Home SantéLe logement est la prochaine frontière en matière de soins proactifs. Voici comment les régimes de santé peuvent vous aider

Le logement est la prochaine frontière en matière de soins proactifs. Voici comment les régimes de santé peuvent vous aider

by Sophie Martin

La perte d’un logement est un facteur de risque croissant pour la santé, souvent ignoré par les systèmes de soins. Les régimes d’assurance maladie pourraient jouer un rôle clé dans la prévention du sans-abrisme en identifiant les personnes à risque et en les orientant vers des aides concrètes.

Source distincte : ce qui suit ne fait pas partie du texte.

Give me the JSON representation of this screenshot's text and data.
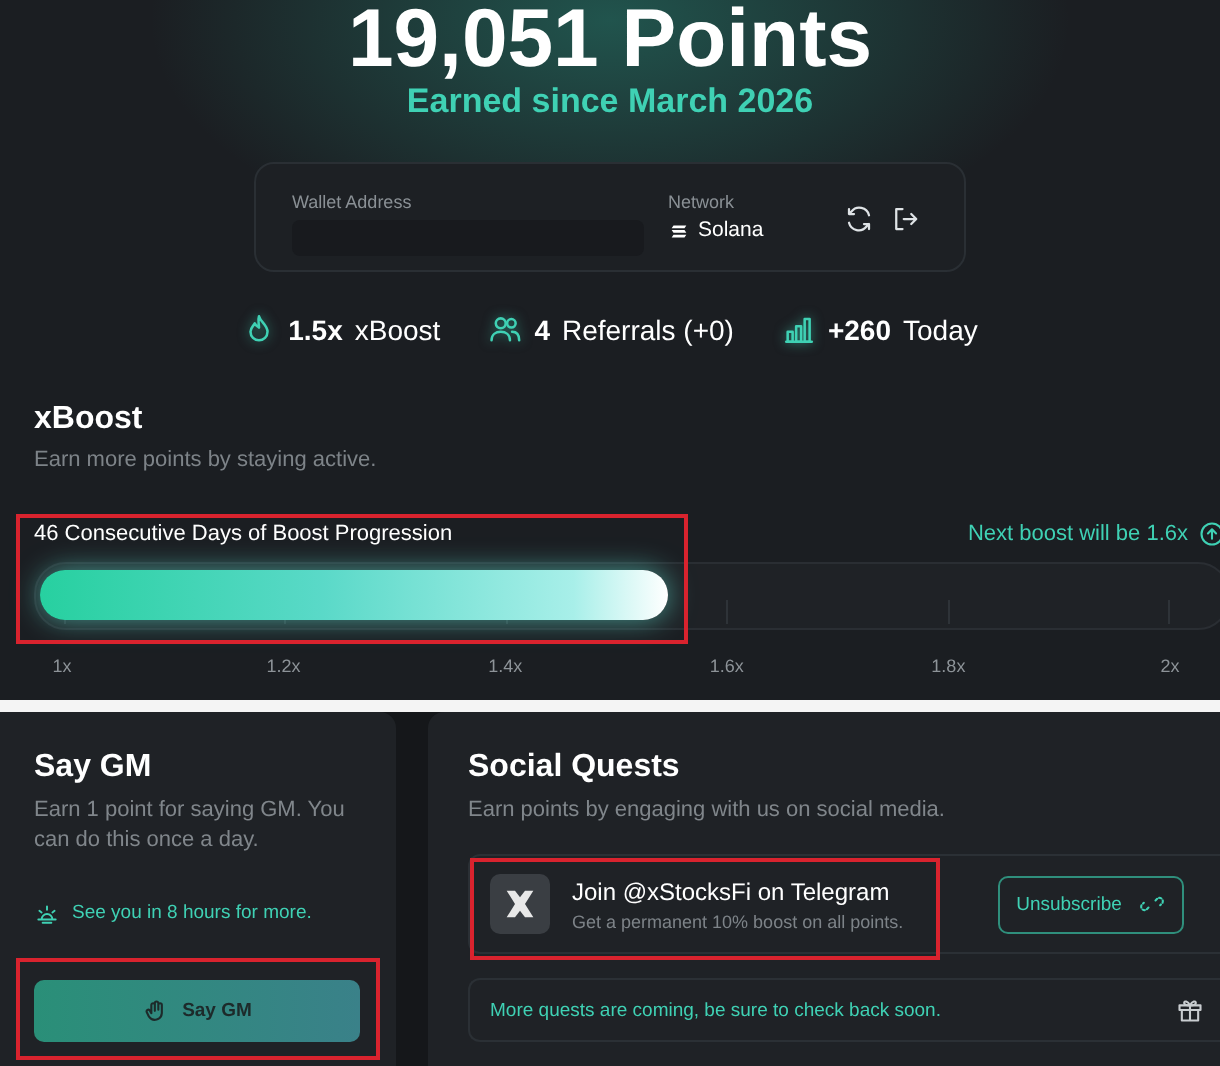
{
  "hero": {
    "points": "19,051 Points",
    "subtitle": "Earned since March 2026"
  },
  "wallet": {
    "address_label": "Wallet Address",
    "network_label": "Network",
    "network": "Solana"
  },
  "stats": [
    {
      "kind": "boost",
      "value": "1.5x",
      "label": "xBoost"
    },
    {
      "kind": "referrals",
      "value": "4",
      "label": "Referrals (+0)"
    },
    {
      "kind": "today",
      "value": "+260",
      "label": "Today"
    }
  ],
  "xboost": {
    "title": "xBoost",
    "subtitle": "Earn more points by staying active.",
    "progress_label": "46 Consecutive Days of Boost Progression",
    "next_boost": "Next boost will be 1.6x",
    "level": 0.53,
    "ticks": [
      "1x",
      "1.2x",
      "1.4x",
      "1.6x",
      "1.8x",
      "2x"
    ]
  },
  "say_gm": {
    "title": "Say GM",
    "description": "Earn 1 point for saying GM. You can do this once a day.",
    "cooldown": "See you in 8 hours for more.",
    "button": "Say GM"
  },
  "social_quests": {
    "title": "Social Quests",
    "description": "Earn points by engaging with us on social media.",
    "quests": [
      {
        "title": "Join @xStocksFi on Telegram",
        "description": "Get a permanent 10% boost on all points.",
        "button": "Unsubscribe"
      }
    ],
    "notice": "More quests are coming, be sure to check back soon."
  }
}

Maria, diabétique de type 2, a vu sa situation basculer après une hospitalisation prolongée suite à une crise hyperglycémique. À son retour, elle s’est retrouvée face à une procédure d’expulsion, contrainte de placer ses biens en garde-meubles (100 $ par mois) et de s’héberger chez des proches. Elle a priorisé la recherche d’un nouveau logement, renonçant aux rendez-vous de suivi médicaux et ne signalant pas sa précarité à son assurance maladie.

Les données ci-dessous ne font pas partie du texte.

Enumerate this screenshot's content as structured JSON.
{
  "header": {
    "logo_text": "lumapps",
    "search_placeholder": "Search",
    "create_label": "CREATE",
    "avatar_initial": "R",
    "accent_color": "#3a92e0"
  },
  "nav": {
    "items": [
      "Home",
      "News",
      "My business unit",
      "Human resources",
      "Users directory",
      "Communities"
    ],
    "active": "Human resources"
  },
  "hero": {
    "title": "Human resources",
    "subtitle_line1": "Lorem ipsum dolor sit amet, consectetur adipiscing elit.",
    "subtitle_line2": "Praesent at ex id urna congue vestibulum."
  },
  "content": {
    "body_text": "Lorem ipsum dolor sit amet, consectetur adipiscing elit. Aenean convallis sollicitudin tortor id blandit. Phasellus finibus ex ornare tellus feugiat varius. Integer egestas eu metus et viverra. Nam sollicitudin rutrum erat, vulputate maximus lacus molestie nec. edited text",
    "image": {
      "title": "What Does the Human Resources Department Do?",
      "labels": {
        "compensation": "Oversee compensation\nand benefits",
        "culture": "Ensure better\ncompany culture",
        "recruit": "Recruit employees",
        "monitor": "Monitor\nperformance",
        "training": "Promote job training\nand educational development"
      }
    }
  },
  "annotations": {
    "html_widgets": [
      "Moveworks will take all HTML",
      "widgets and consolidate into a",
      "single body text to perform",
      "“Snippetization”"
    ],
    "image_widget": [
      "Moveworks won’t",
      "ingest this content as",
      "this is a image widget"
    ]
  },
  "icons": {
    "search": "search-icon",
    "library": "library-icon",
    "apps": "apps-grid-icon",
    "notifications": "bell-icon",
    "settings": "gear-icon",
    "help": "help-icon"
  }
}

L’histoire de Maria, composite mais inspirée de cas réels, illustre une tendance sous-estimée : les personnes confrontées à des difficultés de logement hésitent souvent à en informer leurs médecins ou leur régime d’assurance. Les conséquences sur la santé sont importantes : moins d’observance des traitements, moins de rendez-vous médicaux, et une aggravation des problèmes de santé mentale. Au moment où la précarité du logement devient manifeste, la santé est déjà compromise.

Le système de santé actuel se concentre sur la prise en charge des crises, plutôt que sur leur prévention. Il est temps, selon les experts, que les régimes d’assurance s’intéressent aux facteurs sociaux déterminants de la santé, comme le logement, de la même manière qu’ils le font pour les maladies chroniques comme le diabète ou les maladies cardiaques.

Les risques de perte de logement sont souvent prévisibles. Certains individus se retrouvent en difficulté après le décès d’un proche dont le nom ne figurait pas sur le bail, d’autres sont freinés par un mauvais historique de crédit. Trop souvent, ces personnes enchaînent les séjours en psychiatrie ou aux urgences, parfois même avec un avis d’expulsion en poche, simplement parce qu’ils ne peuvent plus payer leur loyer.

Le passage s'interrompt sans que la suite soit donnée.